Wie viele herausragende Ikonen ist auch Huckleberry Finn eine zutiefst amerikanische. Die Zeiten, in denen man die Figur halbwegs auch bei uns verstehen konnte, sind anscheinend vorbei, und doch führen seine Spuren durch die gesamte Kultur der westlichen Welt. Seine ursprüngliche Wildheit und Seltsamkeit mag Huck im Laufe der Zeit wohl verloren haben, er hat der heutigen Zeit jedoch mehr zu sagen, als man vermutet.

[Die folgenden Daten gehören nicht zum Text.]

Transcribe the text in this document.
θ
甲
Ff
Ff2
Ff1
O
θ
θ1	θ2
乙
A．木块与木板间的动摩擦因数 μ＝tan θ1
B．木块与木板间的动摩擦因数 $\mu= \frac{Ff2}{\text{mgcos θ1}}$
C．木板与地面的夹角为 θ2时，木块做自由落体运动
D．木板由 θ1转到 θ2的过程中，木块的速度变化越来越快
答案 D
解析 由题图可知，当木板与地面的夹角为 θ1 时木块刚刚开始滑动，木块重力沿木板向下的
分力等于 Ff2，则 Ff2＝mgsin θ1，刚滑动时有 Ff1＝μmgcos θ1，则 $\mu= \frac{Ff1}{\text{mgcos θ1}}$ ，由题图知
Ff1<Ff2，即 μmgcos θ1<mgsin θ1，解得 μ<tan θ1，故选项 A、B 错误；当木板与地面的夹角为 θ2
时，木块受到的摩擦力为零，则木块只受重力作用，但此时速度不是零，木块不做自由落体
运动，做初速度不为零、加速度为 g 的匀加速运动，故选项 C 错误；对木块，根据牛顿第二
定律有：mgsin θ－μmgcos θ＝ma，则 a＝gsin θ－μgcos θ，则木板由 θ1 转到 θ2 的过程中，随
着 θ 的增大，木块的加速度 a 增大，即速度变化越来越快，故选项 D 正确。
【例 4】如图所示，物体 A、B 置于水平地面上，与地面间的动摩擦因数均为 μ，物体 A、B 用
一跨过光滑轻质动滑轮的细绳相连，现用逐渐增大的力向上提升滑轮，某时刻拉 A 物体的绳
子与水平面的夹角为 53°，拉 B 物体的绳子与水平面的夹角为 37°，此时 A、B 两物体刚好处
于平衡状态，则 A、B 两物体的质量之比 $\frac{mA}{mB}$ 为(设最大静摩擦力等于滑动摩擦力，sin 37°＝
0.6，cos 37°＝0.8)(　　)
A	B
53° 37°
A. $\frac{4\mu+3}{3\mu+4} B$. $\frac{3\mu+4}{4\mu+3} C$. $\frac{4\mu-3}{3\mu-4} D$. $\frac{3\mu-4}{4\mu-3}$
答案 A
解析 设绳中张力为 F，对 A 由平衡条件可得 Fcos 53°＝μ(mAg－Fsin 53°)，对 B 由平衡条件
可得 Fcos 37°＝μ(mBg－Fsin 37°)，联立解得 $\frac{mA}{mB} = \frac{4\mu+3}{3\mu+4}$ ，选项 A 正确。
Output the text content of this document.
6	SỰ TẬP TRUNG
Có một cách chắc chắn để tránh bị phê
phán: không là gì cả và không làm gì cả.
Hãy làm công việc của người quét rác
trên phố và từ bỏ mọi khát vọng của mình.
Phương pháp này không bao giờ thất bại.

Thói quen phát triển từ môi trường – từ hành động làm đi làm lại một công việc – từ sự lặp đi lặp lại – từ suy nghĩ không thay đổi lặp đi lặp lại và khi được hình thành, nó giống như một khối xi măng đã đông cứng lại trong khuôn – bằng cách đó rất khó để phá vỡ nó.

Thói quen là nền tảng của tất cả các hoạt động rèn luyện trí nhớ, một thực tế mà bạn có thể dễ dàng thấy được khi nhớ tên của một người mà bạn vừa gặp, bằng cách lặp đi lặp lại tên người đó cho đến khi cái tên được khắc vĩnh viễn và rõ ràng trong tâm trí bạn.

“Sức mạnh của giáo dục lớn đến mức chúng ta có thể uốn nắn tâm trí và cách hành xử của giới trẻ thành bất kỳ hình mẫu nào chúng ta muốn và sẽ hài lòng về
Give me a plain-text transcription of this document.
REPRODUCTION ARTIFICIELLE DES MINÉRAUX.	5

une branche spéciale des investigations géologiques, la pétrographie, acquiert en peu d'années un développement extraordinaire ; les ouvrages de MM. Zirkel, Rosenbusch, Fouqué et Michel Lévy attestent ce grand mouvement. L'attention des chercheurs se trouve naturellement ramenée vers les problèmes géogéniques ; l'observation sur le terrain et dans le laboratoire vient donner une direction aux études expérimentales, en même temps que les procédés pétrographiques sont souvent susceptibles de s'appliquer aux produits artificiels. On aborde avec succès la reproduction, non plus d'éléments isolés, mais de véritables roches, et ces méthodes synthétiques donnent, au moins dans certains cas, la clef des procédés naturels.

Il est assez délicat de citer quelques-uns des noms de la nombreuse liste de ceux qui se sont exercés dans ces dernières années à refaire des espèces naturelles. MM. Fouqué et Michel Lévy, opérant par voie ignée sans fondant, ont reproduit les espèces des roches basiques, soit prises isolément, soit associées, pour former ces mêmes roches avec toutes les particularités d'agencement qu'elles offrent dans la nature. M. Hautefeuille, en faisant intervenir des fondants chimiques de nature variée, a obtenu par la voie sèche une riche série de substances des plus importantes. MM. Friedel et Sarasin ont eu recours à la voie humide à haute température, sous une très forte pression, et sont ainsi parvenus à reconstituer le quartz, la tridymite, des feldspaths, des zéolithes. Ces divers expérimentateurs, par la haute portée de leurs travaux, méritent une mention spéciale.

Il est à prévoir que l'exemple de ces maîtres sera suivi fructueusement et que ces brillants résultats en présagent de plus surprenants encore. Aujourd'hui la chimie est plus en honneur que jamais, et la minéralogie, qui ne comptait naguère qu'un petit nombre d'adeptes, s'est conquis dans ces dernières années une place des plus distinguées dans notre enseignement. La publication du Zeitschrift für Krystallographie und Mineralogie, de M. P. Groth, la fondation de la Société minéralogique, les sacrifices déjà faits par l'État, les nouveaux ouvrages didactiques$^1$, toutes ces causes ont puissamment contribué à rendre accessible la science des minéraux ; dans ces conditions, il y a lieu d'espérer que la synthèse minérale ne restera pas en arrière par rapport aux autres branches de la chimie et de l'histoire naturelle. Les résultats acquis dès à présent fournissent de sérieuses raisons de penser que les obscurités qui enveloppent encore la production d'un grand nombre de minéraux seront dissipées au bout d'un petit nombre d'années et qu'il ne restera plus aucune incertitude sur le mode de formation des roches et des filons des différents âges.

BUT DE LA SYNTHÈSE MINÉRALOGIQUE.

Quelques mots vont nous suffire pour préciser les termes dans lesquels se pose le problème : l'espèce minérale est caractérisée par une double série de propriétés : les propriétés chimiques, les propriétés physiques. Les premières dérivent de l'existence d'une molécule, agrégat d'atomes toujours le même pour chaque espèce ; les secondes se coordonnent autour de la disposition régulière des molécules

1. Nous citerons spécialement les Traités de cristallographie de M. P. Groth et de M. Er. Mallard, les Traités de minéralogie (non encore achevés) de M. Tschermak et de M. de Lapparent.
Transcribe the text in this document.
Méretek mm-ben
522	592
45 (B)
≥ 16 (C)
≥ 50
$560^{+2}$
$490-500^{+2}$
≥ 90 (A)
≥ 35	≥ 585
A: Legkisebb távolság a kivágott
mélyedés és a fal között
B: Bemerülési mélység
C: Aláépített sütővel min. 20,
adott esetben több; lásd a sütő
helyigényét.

Ein Jahrhundert voller Filme, Cartoons, Comics, versteckter und weniger versteckter Anleihen in Romanen, sagt vor allem eines aus: wie frei und unschuldig die Kindheit früher war. Aber es gab auch im viktorianischen Amerika Banden, Schulschießereien und die Ängste der Eltern, dass ihre Kinder der gewalttätigen Popkultur ausgeliefert sind. Mark Twain schrieb über all das. Für heutige Eltern, die sich um ihre Kinder und deren Kontakt zu dekadenten Medien sorgen, sich über die Natur oder eine standardisierte Bildung Gedanken machen, ist Huck Finn kein Rückfall in eine unschuldigere Zeit, sondern erinnert sie nur daran, dass die gleichen Debatten seit mehr als einem Jahrhundert stattfinden.